An open API service indexing awesome lists of open source software.

https://github.com/inseefrlab/ckm


https://github.com/inseefrlab/ckm

data-protection-management statistical-disclosure-control

Last synced: about 2 months ago
JSON representation

Awesome Lists containing this project

README

          

[![Lifecycle: stable](https://img.shields.io/badge/lifecycle-stable-green.svg)](https://lifecycle.r-lib.org/articles/stages.html#stable)
[![minimum R version](https://img.shields.io/badge/R%3E%3D-3.5-blue.svg)](https://gitlab.insee.fr/outilsconfidentialite/ckm/-/blob/main/DESCRIPTION)
[![CRAN status](https://www.r-pkg.org/badges/version/ckm)](https://cran.r-project.org/package=ckm)
[![R-CMD-check](https://github.com/InseeFrLab/ckm/actions/workflows/R-CMD-check.yaml/badge.svg)](https://github.com/InseeFrLab/ckm/actions/workflows/R-CMD-check.yaml)

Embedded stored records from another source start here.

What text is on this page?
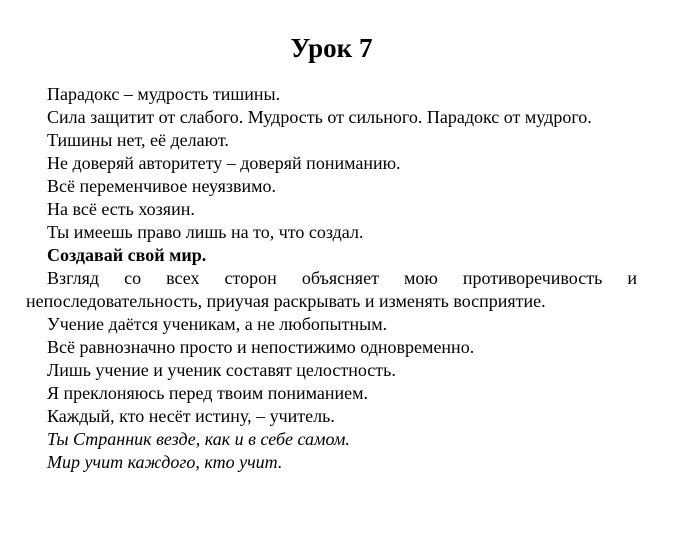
Урок 7

Парадокс – мудрость тишины.

Сила защитит от слабого. Мудрость от сильного. Парадокс от мудрого.

Тишины нет, её делают.

Не доверяй авторитету – доверяй пониманию.

Всё переменчивое неуязвимо.

На всё есть хозяин.

Ты имеешь право лишь на то, что создал.

Создавай свой мир.

Взгляд со всех сторон объясняет мою противоречивость и непоследовательность, приучая раскрывать и изменять восприятие.

Учение даётся ученикам, а не любопытным.

Всё равнозначно просто и непостижимо одновременно.

Лишь учение и ученик составят целостность.

Я преклоняюсь перед твоим пониманием.

Каждый, кто несёт истину, – учитель.

Ты Странник везде, как и в себе самом.

Мир учит каждого, кто учит.
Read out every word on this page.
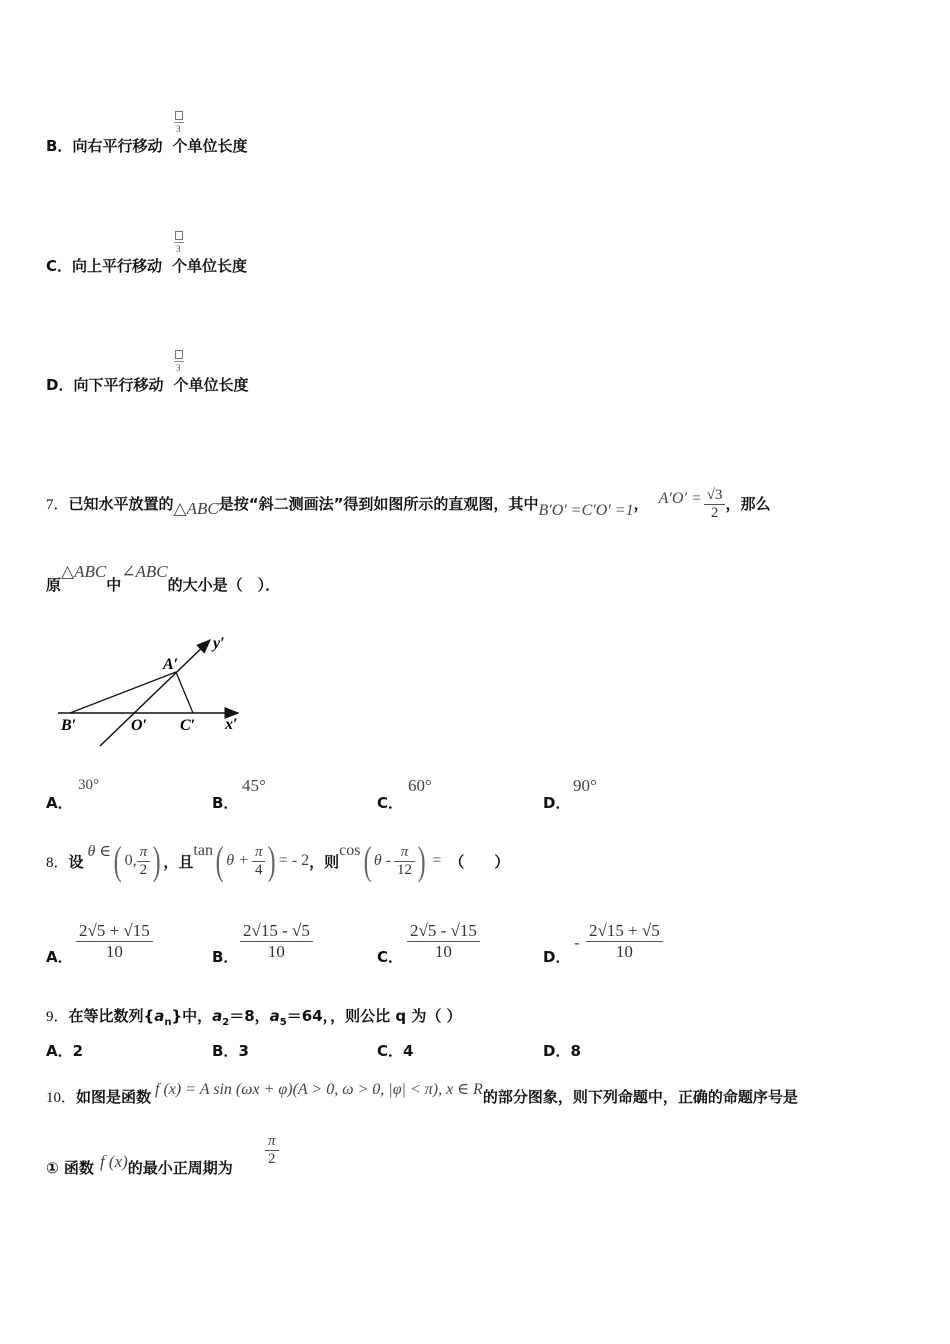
3
B．向右平行移动 个单位长度
3
C．向上平行移动 个单位长度
3
D．向下平行移动 个单位长度
7．已知水平放置的△ABC是按“斜二测画法”得到如图所示的直观图，其中B′O′ =C′O′ =1， $A'O' = \frac{√3}{2}$ ，那么
原△ABC中∠ABC的大小是（　）．
y′
x′
A′
B′	O′ C′
A．
30°
B．
45°
C．
60°
D．
90°
8． 设
θ ∈ ( 0, $\frac{\pi}{2}$ ) ，且
tan ( $\theta + \frac{\pi}{4}$ ) = - 2 ，则
cos ( θ - $\frac{\pi}{12}$ ) = （　　）
A． $\frac{2√5 + √15}{10}$	B． $\frac{2√15 - √5}{10}$	C． $\frac{2√5 - √15}{10}$	D．
- $\frac{2√15 + √5}{10}$
9．在等比数列$\{a_n\}$中，$a_2=8$，$a_5=64$，，则公比 q 为（ ）
A．2	B．3	C．4	D．8
10．如图是函数 f (x) = A sin (ωx + φ)(A > 0, ω > 0, |φ| < π), x ∈ R的部分图象，则下列命题中，正确的命题序号是
① 函数 f (x)的最小正周期为 $\frac{\pi}{2}$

# Applying the Cell Key Method

## Overview

The Cell Key Method (CKM) is a statistical technique used to protect the confidentiality of tabular data by perturbating all cells in it. This package provides tools to apply the CKM in `R`, enabling users to select the best set of parameters and to generate perturbed counting tables from microdata.

For more information on the Cell Key Method, you can refer to the chapter 5.4 of the [Handbook on Statistical Disclsoure Control](https://sdctools.github.io/HandbookSDC/05-frequency-tables.html#sec-CKM_freq).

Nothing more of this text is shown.